Gangliosides in phospholipid bilayer membranes: interaction with tetanus toxin.

The interaction between tetanus toxin and its fragments with gangliosides and negatively charged phosphatidylglycerols has been studied in phosphatidylcholine host membranes by protein circular dichroism measurement, calorimetry to determine lipid phase transitions, and by fluorescence spectroscopy to follow the toxin-induced pore formation by measuring the release of intravesicular entrapped dye. CD-spectroscopic secondary structure analysis showed conformational change of the toxin only in the presence of GT1b clearly demonstrating the involvement of the ganglioside headgroups for this lipid-protein-interaction. In a dot-blot analysis we showed that fragment C binds to GT1b in reconstituted vesicles and that this fragment is then accessible to a fragment C specific antibody which is only possible if fragment C is exposed at least partially on the surface of the vesicle. Our calorimetric study demonstrates the preferential binding of tetanus toxin to ganglioside GT1b.

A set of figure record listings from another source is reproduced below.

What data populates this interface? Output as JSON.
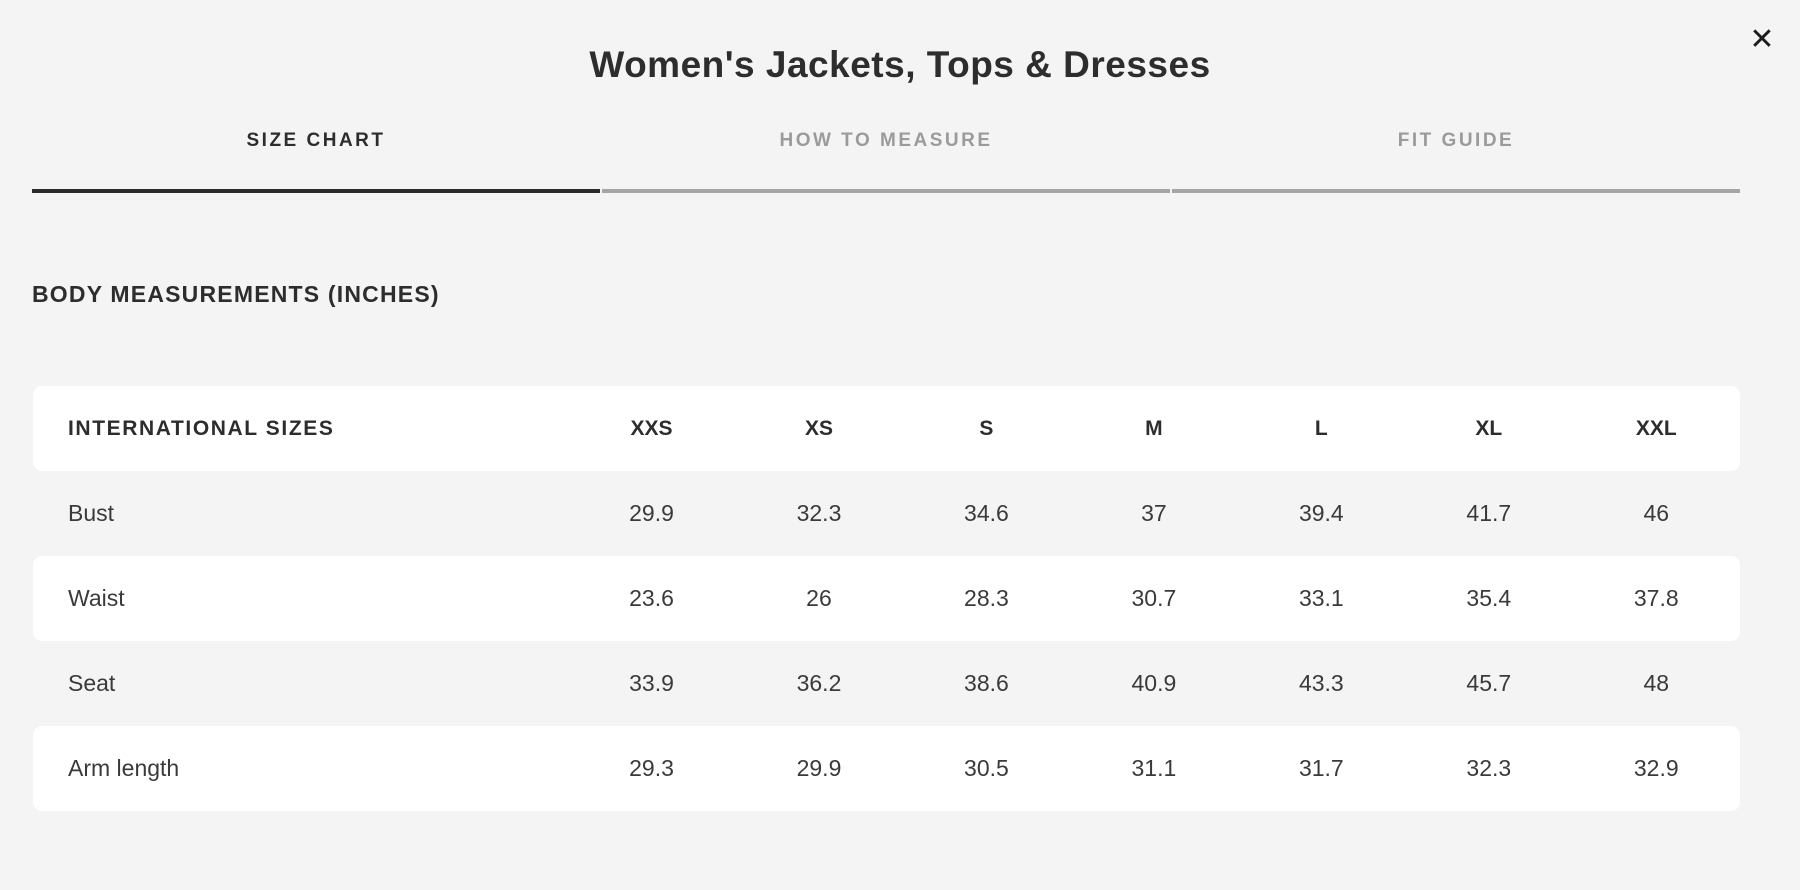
{
  "modal": {
    "title": "Women's Jackets, Tops & Dresses",
    "close_icon": "✕"
  },
  "tabs": [
    {
      "label": "SIZE CHART",
      "active": true
    },
    {
      "label": "HOW TO MEASURE",
      "active": false
    },
    {
      "label": "FIT GUIDE",
      "active": false
    }
  ],
  "section": {
    "heading": "BODY MEASUREMENTS (INCHES)"
  },
  "size_table": {
    "header": {
      "label": "INTERNATIONAL SIZES",
      "sizes": [
        "XXS",
        "XS",
        "S",
        "M",
        "L",
        "XL",
        "XXL"
      ]
    },
    "rows": [
      {
        "label": "Bust",
        "values": [
          "29.9",
          "32.3",
          "34.6",
          "37",
          "39.4",
          "41.7",
          "46"
        ]
      },
      {
        "label": "Waist",
        "values": [
          "23.6",
          "26",
          "28.3",
          "30.7",
          "33.1",
          "35.4",
          "37.8"
        ]
      },
      {
        "label": "Seat",
        "values": [
          "33.9",
          "36.2",
          "38.6",
          "40.9",
          "43.3",
          "45.7",
          "48"
        ]
      },
      {
        "label": "Arm length",
        "values": [
          "29.3",
          "29.9",
          "30.5",
          "31.1",
          "31.7",
          "32.3",
          "32.9"
        ]
      }
    ]
  },
  "colors": {
    "background": "#f4f4f4",
    "row_white": "#ffffff",
    "text_dark": "#2d2d2d",
    "text_body": "#3a3a3a",
    "tab_inactive": "#9b9b9b",
    "underline_active": "#2b2b2b",
    "underline_inactive": "#a5a5a5"
  }
}
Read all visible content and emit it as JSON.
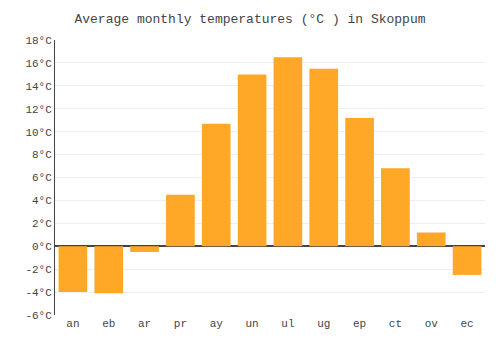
{
  "chart_data": {
    "type": "bar",
    "title": "Average monthly temperatures (°C ) in Skoppum",
    "categories": [
      "an",
      "eb",
      "ar",
      "pr",
      "ay",
      "un",
      "ul",
      "ug",
      "ep",
      "ct",
      "ov",
      "ec"
    ],
    "values": [
      -4.0,
      -4.1,
      -0.5,
      4.5,
      10.7,
      15.0,
      16.5,
      15.5,
      11.2,
      6.8,
      1.2,
      -2.5
    ],
    "color": "#FFA726",
    "ylim": [
      -6,
      18
    ],
    "yticks": [
      {
        "value": -6,
        "label": "-6°C"
      },
      {
        "value": -4,
        "label": "-4°C"
      },
      {
        "value": -2,
        "label": "-2°C"
      },
      {
        "value": 0,
        "label": "0°C"
      },
      {
        "value": 2,
        "label": "2°C"
      },
      {
        "value": 4,
        "label": "4°C"
      },
      {
        "value": 6,
        "label": "6°C"
      },
      {
        "value": 8,
        "label": "8°C"
      },
      {
        "value": 10,
        "label": "10°C"
      },
      {
        "value": 12,
        "label": "12°C"
      },
      {
        "value": 14,
        "label": "14°C"
      },
      {
        "value": 16,
        "label": "16°C"
      },
      {
        "value": 18,
        "label": "18°C"
      }
    ],
    "grid": true
  }
}
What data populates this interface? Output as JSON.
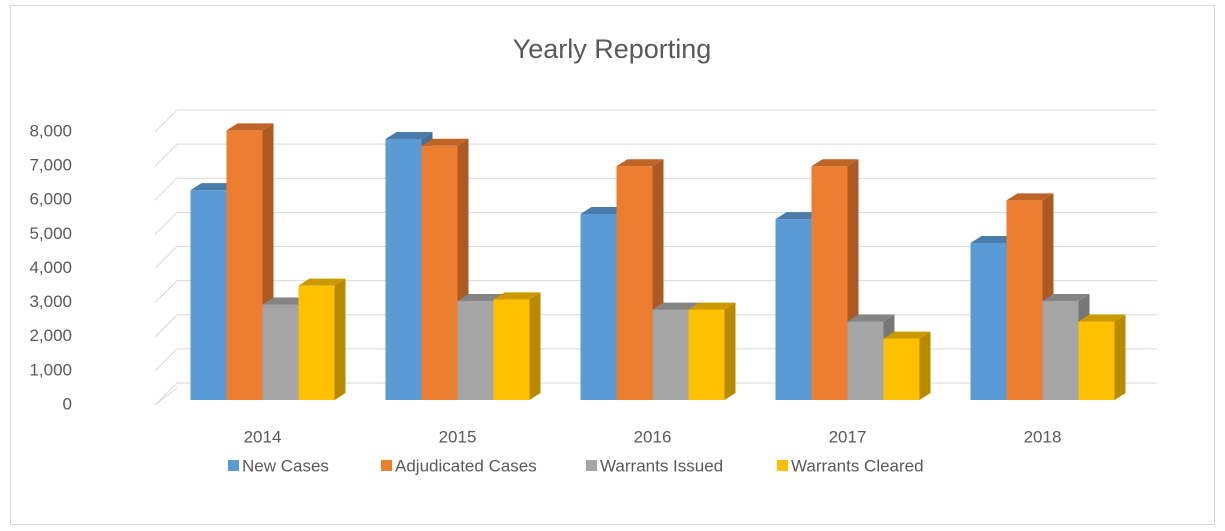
{
  "chart_data": {
    "type": "bar3d",
    "title": "Yearly Reporting",
    "categories": [
      "2014",
      "2015",
      "2016",
      "2017",
      "2018"
    ],
    "series": [
      {
        "name": "New Cases",
        "color": "#5b9bd5",
        "values": [
          6150,
          7650,
          5450,
          5300,
          4600
        ]
      },
      {
        "name": "Adjudicated Cases",
        "color": "#ed7d31",
        "values": [
          7900,
          7450,
          6850,
          6850,
          5850
        ]
      },
      {
        "name": "Warrants Issued",
        "color": "#a5a5a5",
        "values": [
          2800,
          2900,
          2650,
          2300,
          2900
        ]
      },
      {
        "name": "Warrants Cleared",
        "color": "#ffc000",
        "values": [
          3350,
          2950,
          2650,
          1800,
          2300
        ]
      }
    ],
    "ylim": [
      0,
      8000
    ],
    "yticks": [
      0,
      {
        "value": 1000,
        "label": "1,000"
      },
      {
        "value": 2000,
        "label": "2,000"
      },
      {
        "value": 3000,
        "label": "3,000"
      },
      {
        "value": 4000,
        "label": "4,000"
      },
      {
        "value": 5000,
        "label": "5,000"
      },
      {
        "value": 6000,
        "label": "6,000"
      },
      {
        "value": 7000,
        "label": "7,000"
      },
      {
        "value": 8000,
        "label": "8,000"
      }
    ],
    "grid": true,
    "legend": "bottom"
  }
}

However, this protein is also able to bind to other gangliosides and also to negatively charged phospholipids causing phase separation due to electrostatic interaction. Since tetanus toxin preferentially binds short chain phosphatidylglycerol, we conclude that the protein adopts lipids with respect to charge, head group structure and chain length from the bulk phase. One consequence of this lipid-protein interaction is the ability of tetanus toxin to permeabilize lipid vesicles. Pore formation is favoured in the presence of GT1b in phosphatidylcholine membranes but only at a sufficiently high enough ganglioside content. Gangliosides others than GT1b are less effective in pore formation. In the presence of negatively charged phosphatidylglycerol tetanus toxin causes a dye release which in contrast to GT1b-containing vesicles is not saturable. We conclude that tetanus toxin acts in combination with a given number of GT1b molecules. Twenty ganglioside molecules are found to be necessary to form the stable pore. Other negatively charged lipids also cause the toxin to intercalate into the membrane but in this case the release velocity is determined by the formation of membrane defects.